Got it. Should we report the crash in Windows and Linux to ffmpeg? I am not sure how to report though as the problem is within the library, not the command itself.
I end up with this working code:
import av
from av.codec.context import CodecContext
in_f = '026.webm'
frames = []
context = CodecContext.create('libvpx-vp9', 'r')
with av.open(in_f) as container:
for packet in container.demux(stream):
for frame in context.decode(packet):
if frame.width % 2 != 0:
width = frame.width - 1
else:
width = frame.width
if frame.height % 2 != 0:
height = frame.height - 1
else:
height = frame.height
# print(frame.format.name) # yuva420p
frame = frame.reformat(width=width, height=height, format='yuva420p', dst_colorspace=1)
y = useful_array(frame.planes[0]).reshape(height, width)
u = useful_array(frame.planes[1]).reshape(height // 2, width // 2)
v = useful_array(frame.planes[2]).reshape(height // 2, width // 2)
a = useful_array(frame.planes[3]).reshape(height, width)
u = u.repeat(2, axis=0).repeat(2, axis=1)
v = v.repeat(2, axis=0).repeat(2, axis=1)
y = y.reshape((y.shape[0], y.shape[1], 1))
u = u.reshape((u.shape[0], u.shape[1], 1))
v = v.reshape((v.shape[0], v.shape[1], 1))
a = a.reshape((a.shape[0], a.shape[1], 1))
yuv_array = np.concatenate((y, u, v), axis=2)
yuv_array = yuv_array.astype(np.float32)
yuv_array[:, :, 0] = yuv_array[:, :, 0].clip(16, 235).astype(yuv_array.dtype) - 16
yuv_array[:, :, 1:] = yuv_array[:, :, 1:].clip(16, 240).astype(yuv_array.dtype) - 128
convert = np.array([#[1.164, 0.000, 1.793],[1.164, -0.213, -0.533],[1.164, 2.112, 0.000]
[1.164, 0.000, 2.018], [1.164, -0.813, -0.391],[1.164, 1.596, 0.000]
])
rgb_array = np.matmul(yuv_array, convert.T).clip(0,255).astype('uint8')
rgba_array = np.concatenate((rgb_array, a), axis=2)
frames.append(rgba_array)
Reference: https://stackoverflow.com/questions/72308308/converting-yuv-to-rgb-in-python-coefficients-work-with-array-dont-work-with-n
After some testing, I think the crash in second case occurs in this line in av/video/frame.pyx. It calls useful_array, and crash at this line. The reshape(-1) had caused the crash. I think this mean the reformat() in this line is not returning correct rgba array back, and the crash is NOT occuring in ffmpeg. Would adding support for yuva420p solve the problem?

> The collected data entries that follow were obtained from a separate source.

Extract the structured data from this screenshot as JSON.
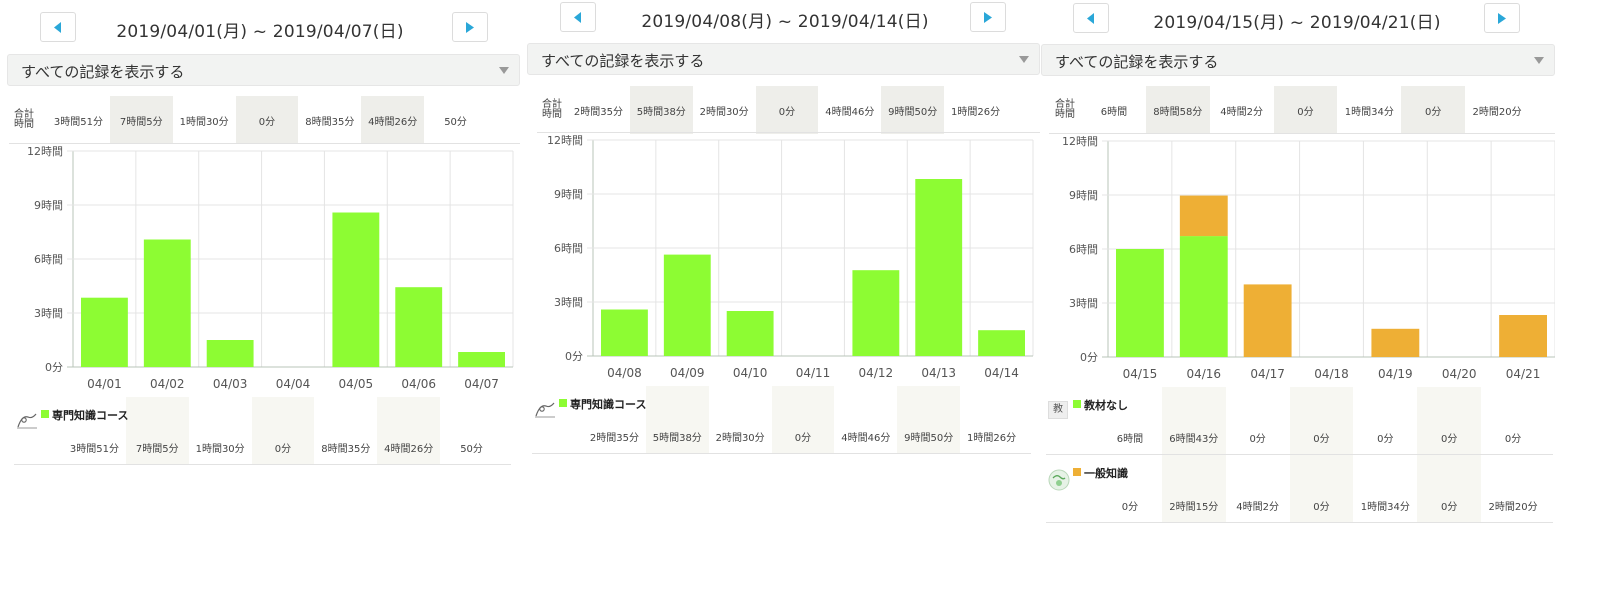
{
  "filter_label": "すべての記録を表示する",
  "total_label": "合計時間",
  "colors": {
    "green": "#8dfc33",
    "orange": "#eeaf35",
    "grid": "#e4e4e4",
    "axis": "#b8c4b8"
  },
  "panels": [
    {
      "title": "2019/04/01(月) ~ 2019/04/07(日)",
      "totals": [
        "3時間51分",
        "7時間5分",
        "1時間30分",
        "0分",
        "8時間35分",
        "4時間26分",
        "50分"
      ],
      "legend": [
        {
          "name": "専門知識コース",
          "icon": "course-icon",
          "color": "green",
          "values": [
            "3時間51分",
            "7時間5分",
            "1時間30分",
            "0分",
            "8時間35分",
            "4時間26分",
            "50分"
          ]
        }
      ]
    },
    {
      "title": "2019/04/08(月) ~ 2019/04/14(日)",
      "totals": [
        "2時間35分",
        "5時間38分",
        "2時間30分",
        "0分",
        "4時間46分",
        "9時間50分",
        "1時間26分"
      ],
      "legend": [
        {
          "name": "専門知識コース",
          "icon": "course-icon",
          "color": "green",
          "values": [
            "2時間35分",
            "5時間38分",
            "2時間30分",
            "0分",
            "4時間46分",
            "9時間50分",
            "1時間26分"
          ]
        }
      ]
    },
    {
      "title": "2019/04/15(月) ~ 2019/04/21(日)",
      "totals": [
        "6時間",
        "8時間58分",
        "4時間2分",
        "0分",
        "1時間34分",
        "0分",
        "2時間20分"
      ],
      "legend": [
        {
          "name": "教材なし",
          "icon": "textbook-icon",
          "icon_text": "教",
          "color": "green",
          "values": [
            "6時間",
            "6時間43分",
            "0分",
            "0分",
            "0分",
            "0分",
            "0分"
          ]
        },
        {
          "name": "一般知識",
          "icon": "globe-icon",
          "color": "orange",
          "values": [
            "0分",
            "2時間15分",
            "4時間2分",
            "0分",
            "1時間34分",
            "0分",
            "2時間20分"
          ]
        }
      ]
    }
  ],
  "chart_data": [
    {
      "type": "bar",
      "stacked": true,
      "categories": [
        "04/01",
        "04/02",
        "04/03",
        "04/04",
        "04/05",
        "04/06",
        "04/07"
      ],
      "yticks": [
        "0分",
        "3時間",
        "6時間",
        "9時間",
        "12時間"
      ],
      "ylim": [
        0,
        12
      ],
      "y_unit": "hours",
      "grid": true,
      "series": [
        {
          "name": "専門知識コース",
          "color": "#8dfc33",
          "values": [
            3.85,
            7.083,
            1.5,
            0,
            8.583,
            4.433,
            0.833
          ]
        }
      ]
    },
    {
      "type": "bar",
      "stacked": true,
      "categories": [
        "04/08",
        "04/09",
        "04/10",
        "04/11",
        "04/12",
        "04/13",
        "04/14"
      ],
      "yticks": [
        "0分",
        "3時間",
        "6時間",
        "9時間",
        "12時間"
      ],
      "ylim": [
        0,
        12
      ],
      "y_unit": "hours",
      "grid": true,
      "series": [
        {
          "name": "専門知識コース",
          "color": "#8dfc33",
          "values": [
            2.583,
            5.633,
            2.5,
            0,
            4.767,
            9.833,
            1.433
          ]
        }
      ]
    },
    {
      "type": "bar",
      "stacked": true,
      "categories": [
        "04/15",
        "04/16",
        "04/17",
        "04/18",
        "04/19",
        "04/20",
        "04/21"
      ],
      "yticks": [
        "0分",
        "3時間",
        "6時間",
        "9時間",
        "12時間"
      ],
      "ylim": [
        0,
        12
      ],
      "y_unit": "hours",
      "grid": true,
      "series": [
        {
          "name": "教材なし",
          "color": "#8dfc33",
          "values": [
            6,
            6.717,
            0,
            0,
            0,
            0,
            0
          ]
        },
        {
          "name": "一般知識",
          "color": "#eeaf35",
          "values": [
            0,
            2.25,
            4.033,
            0,
            1.567,
            0,
            2.333
          ]
        }
      ]
    }
  ]
}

I am currently experiencing the same problem. A crash occurs while translating yuva to rgba. The first frame is converted without a problem, but it crashes immediately on the next frame. State management issue in codec context?
To pinpoint the error, it's reformatting YUVA420P format to RGBA frames, then one frame of that reformat gets garbage collected, and then the next YUVA420P reformat back to RGBA frames crashes. In other words, it seems that the YUVA420P to RGBA converted frames are not being freed properly (or duplicate freed). I'm not sure if this is exactly the same issue.
Below is the code to reproduce this.
from av import VideoFrame
import gc
frame = VideoFrame(width=642, height=640, format="yuva420p")
a = frame.reformat(format="rgba")
del a
gc.collect()
a = frame.reformat(format="rgba") # crashed
This problem does not occur when the width of the VideoFrame is divided by 16.
from av import VideoFrame
import gc
frame = VideoFrame(width=656, height=640, format="yuva420p")
a = frame.reformat(format="rgba")
del a
gc.collect()
a = frame.reformat(format="rgba") # not crashed
I don't have any knowledge of video encoding and decoding, so I can't fix this, but I've tried to reproduce the error in more detail because I'd like to see this resolved.
After playing around with different build environments, I found that the issue occurs when SSSE3 is enabled (building with the --disable-ssse3 option does not cause this issue).
I googled it and found the following issues. https://trac.ffmpeg.org/ticket/9254
If this issue is not directly reflected in FFMPEG, it seems that the only way to avoid the error is to add appropriate padding.